C’était en 2019. J’étais en seconde et nous sommes allés à l’association sportive du lycée, le midi. Avec le professeur de sport, nous avons appris à faire les nœuds et à assurer les personnes qui grimpent. Une fois les binômes constitués, nous nous sommes placés devant le mur. Ce mur était immense et donnait le vertige même d’en bas. Les premiers instants, quand les pieds sortent du sol pour se placer sur les prises, sont magiques. On se sent emporté par l’adrénaline et l’envie de monter plus haut. Arrivé tout là-haut, le vertige revient, mais arrivé au sol, l’envie de remonter revient vite.

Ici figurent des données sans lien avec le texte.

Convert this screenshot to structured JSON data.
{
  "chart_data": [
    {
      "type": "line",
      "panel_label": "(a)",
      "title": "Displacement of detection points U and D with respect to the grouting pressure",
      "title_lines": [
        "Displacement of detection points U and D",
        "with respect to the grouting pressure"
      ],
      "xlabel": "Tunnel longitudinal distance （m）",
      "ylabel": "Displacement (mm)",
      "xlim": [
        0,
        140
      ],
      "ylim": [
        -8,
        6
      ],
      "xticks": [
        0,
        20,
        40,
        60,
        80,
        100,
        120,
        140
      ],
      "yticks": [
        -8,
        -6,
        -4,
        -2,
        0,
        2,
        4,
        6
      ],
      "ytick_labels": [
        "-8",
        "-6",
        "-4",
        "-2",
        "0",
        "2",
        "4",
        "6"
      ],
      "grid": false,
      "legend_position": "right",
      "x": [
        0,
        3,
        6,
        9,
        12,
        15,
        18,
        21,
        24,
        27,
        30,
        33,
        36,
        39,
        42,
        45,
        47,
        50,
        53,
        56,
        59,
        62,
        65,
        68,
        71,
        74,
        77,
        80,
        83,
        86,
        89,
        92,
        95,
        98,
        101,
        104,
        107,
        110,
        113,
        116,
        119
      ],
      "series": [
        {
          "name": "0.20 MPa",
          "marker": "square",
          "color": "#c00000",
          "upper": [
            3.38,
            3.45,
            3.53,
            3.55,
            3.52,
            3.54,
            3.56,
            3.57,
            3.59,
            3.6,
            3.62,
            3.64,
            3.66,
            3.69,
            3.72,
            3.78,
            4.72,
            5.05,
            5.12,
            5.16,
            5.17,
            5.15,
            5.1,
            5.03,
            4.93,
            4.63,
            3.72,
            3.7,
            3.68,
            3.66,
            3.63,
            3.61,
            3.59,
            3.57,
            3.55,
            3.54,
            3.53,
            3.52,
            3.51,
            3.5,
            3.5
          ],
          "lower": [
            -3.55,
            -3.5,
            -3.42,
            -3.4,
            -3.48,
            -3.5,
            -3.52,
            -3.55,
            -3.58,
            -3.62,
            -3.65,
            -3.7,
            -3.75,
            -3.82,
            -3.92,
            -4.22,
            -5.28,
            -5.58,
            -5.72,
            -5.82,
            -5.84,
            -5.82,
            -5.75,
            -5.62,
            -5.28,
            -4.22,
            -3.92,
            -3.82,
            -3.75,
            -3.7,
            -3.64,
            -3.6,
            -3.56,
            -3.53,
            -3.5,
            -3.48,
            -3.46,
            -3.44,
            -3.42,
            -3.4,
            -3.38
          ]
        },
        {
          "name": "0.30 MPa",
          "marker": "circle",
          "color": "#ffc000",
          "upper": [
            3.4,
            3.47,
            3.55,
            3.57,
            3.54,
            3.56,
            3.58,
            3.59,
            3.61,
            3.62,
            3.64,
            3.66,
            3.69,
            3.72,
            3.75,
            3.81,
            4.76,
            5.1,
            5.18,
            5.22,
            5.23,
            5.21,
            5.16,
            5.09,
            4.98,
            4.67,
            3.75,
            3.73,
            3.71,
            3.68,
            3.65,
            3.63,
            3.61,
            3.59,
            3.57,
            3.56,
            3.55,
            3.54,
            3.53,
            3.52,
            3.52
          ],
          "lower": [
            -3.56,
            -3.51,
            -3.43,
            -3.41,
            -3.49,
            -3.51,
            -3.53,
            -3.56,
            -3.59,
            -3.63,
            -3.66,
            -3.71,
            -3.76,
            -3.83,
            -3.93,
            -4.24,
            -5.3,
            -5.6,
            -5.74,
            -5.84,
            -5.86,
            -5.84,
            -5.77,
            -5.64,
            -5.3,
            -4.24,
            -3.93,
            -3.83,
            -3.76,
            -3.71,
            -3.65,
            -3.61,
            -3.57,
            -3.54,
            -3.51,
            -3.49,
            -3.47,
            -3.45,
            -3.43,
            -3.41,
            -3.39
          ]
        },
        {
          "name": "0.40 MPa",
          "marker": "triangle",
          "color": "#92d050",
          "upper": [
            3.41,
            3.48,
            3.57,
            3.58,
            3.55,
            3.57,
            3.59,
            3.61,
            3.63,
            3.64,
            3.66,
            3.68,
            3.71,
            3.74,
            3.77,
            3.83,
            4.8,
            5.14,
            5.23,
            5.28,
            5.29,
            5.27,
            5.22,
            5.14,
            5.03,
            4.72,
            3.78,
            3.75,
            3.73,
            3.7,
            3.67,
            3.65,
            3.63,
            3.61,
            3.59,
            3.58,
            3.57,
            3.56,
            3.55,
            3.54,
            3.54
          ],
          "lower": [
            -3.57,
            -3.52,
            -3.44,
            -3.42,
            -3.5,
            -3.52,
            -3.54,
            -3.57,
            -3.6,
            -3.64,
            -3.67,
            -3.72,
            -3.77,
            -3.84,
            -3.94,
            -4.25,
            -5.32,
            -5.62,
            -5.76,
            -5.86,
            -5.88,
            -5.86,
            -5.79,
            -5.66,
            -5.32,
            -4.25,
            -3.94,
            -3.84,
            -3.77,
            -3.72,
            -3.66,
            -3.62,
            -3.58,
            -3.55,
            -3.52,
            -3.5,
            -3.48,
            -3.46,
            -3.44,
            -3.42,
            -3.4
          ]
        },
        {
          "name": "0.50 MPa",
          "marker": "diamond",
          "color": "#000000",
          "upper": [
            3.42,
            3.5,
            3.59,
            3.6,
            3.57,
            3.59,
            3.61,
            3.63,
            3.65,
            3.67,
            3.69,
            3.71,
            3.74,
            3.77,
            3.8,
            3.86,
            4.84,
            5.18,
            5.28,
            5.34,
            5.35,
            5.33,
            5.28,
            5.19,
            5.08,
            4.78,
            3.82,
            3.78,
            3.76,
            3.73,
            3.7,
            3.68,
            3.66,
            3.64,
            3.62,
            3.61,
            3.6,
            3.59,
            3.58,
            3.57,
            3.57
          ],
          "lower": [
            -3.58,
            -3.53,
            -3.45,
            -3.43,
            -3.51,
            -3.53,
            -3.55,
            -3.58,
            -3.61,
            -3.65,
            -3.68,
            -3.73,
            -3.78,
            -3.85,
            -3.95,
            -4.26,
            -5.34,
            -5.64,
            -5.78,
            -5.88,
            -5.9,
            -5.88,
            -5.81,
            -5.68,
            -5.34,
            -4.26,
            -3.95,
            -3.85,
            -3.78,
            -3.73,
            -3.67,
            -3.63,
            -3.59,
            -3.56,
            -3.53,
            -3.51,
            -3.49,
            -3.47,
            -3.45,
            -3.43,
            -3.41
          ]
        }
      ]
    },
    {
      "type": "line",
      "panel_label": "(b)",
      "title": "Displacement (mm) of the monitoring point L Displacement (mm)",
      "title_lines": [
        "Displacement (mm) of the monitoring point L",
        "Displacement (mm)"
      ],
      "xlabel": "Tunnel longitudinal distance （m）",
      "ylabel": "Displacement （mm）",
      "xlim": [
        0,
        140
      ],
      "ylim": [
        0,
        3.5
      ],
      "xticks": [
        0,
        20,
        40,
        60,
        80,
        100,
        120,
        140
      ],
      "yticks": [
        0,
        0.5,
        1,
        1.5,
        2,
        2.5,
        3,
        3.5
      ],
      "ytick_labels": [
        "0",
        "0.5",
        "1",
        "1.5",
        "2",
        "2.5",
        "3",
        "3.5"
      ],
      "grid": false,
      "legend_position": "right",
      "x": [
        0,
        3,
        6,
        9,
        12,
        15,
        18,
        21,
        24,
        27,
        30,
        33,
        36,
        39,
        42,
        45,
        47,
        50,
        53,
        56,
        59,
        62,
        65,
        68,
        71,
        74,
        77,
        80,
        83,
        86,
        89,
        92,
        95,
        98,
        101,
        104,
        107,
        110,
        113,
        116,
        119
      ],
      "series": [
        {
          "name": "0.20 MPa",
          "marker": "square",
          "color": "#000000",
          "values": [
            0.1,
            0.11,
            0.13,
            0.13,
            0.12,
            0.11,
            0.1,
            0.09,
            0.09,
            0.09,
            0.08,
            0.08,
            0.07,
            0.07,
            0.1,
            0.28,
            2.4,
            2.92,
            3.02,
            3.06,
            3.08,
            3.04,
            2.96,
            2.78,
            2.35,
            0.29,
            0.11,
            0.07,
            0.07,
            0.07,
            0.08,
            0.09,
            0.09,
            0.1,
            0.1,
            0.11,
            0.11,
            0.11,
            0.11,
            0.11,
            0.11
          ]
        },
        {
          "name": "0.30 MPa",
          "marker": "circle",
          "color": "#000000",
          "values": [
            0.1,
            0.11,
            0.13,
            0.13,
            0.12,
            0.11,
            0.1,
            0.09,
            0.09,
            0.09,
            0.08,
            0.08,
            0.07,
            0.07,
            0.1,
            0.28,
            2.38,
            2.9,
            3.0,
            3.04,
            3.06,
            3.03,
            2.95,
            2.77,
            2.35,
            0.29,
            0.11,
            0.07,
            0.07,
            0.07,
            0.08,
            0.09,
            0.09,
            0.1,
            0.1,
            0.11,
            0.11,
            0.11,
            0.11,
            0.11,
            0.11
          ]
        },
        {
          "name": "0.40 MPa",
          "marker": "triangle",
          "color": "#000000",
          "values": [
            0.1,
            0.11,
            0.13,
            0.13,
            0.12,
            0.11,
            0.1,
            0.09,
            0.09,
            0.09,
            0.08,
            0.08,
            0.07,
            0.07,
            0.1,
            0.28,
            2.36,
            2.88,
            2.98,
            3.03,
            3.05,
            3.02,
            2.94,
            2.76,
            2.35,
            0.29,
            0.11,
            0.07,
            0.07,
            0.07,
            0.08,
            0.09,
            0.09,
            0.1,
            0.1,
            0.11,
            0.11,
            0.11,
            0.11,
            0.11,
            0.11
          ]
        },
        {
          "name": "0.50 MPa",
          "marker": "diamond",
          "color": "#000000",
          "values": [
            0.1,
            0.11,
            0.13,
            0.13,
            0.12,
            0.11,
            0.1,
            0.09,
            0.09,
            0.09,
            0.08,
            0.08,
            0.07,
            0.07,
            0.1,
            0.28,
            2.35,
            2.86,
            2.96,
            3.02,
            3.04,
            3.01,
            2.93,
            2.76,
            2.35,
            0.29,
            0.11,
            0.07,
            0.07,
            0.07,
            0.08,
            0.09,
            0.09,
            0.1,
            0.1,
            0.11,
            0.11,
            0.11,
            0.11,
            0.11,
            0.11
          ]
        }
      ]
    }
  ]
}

Quand je vais à la salle d’escalade de Vertical’Art à Montigny-le-Bretonneux, je vois très souvent des jeunes d’une vingtaine d’années, avec des bras très massifs et des corps super bien dessinés. Il y a même une salle de musculation. Mais le plus important quand je rentre dans cet endroit, c’est de me concentrer sur la pratique du sport, et non la jalousie.

Ali a subi des moqueries sur son poids pendant des années. Il rappelle que les injonctions et la grossophobie concernent aussi les garçons.

Capture d'écran de l'article "Ce corps que je déteste" publié sur le site de la ZEP le 26 juillet 2022. Photo d'un jeune homme dans l'ombre.

Depuis cette première fois, je pratique plus souvent du sport à l’AS sur mon temps le midi, quitte à sacrifier le peu de temps que j’avais pour manger. Je me suis même ouvert à d’autres sports : le badminton et le basket. Quand j’en fais, je me sens actif et je prends un peu plus le contrôle de mon corps. Cela me procure plus de plaisir que quand je mange, et c’est plus durable.

Étienne, 17 ans, lycéen, Yvelines

Crédit photo Pexels // CC Tima Miroshnichenko

 

 

Les TCA ne touchent pas que les filles

20 % des diagnostics de TCA concernent des garçons. En réalité, le pourcentage de garçons malades est plus élevé : ils sont moins diagnostiqués que les filles.

 

Pourquoi ? Déjà, parce que dans la tête de beaucoup de médecins comme de familles, les TCA sont une histoire de filles : ça ne peut pas concerner un garçon.

 

De manière générale, les maladies psys sont assez taboues, d’autant plus chez les hommes, parce qu’elles mettent à mal les stéréotypes de virilité. Du coup, les garçons osent moins appeler à l’aide que les filles.

 

Chez les garçons, les TCA ne se manifestent pas toujours comme chez les filles, ce qui explique aussi les difficultés à les repérer : sport très intensif, consommation excessive de protéines, hyperactivité…

 

Ce diagnostic tardif peut avoir des conséquences dramatiques : plus on attend, plus les TCA s’installent, et plus les séquelles peuvent être importantes. Dans le cas de l’anorexie, 7 % des malades meurent de dénutrition ou se suicident.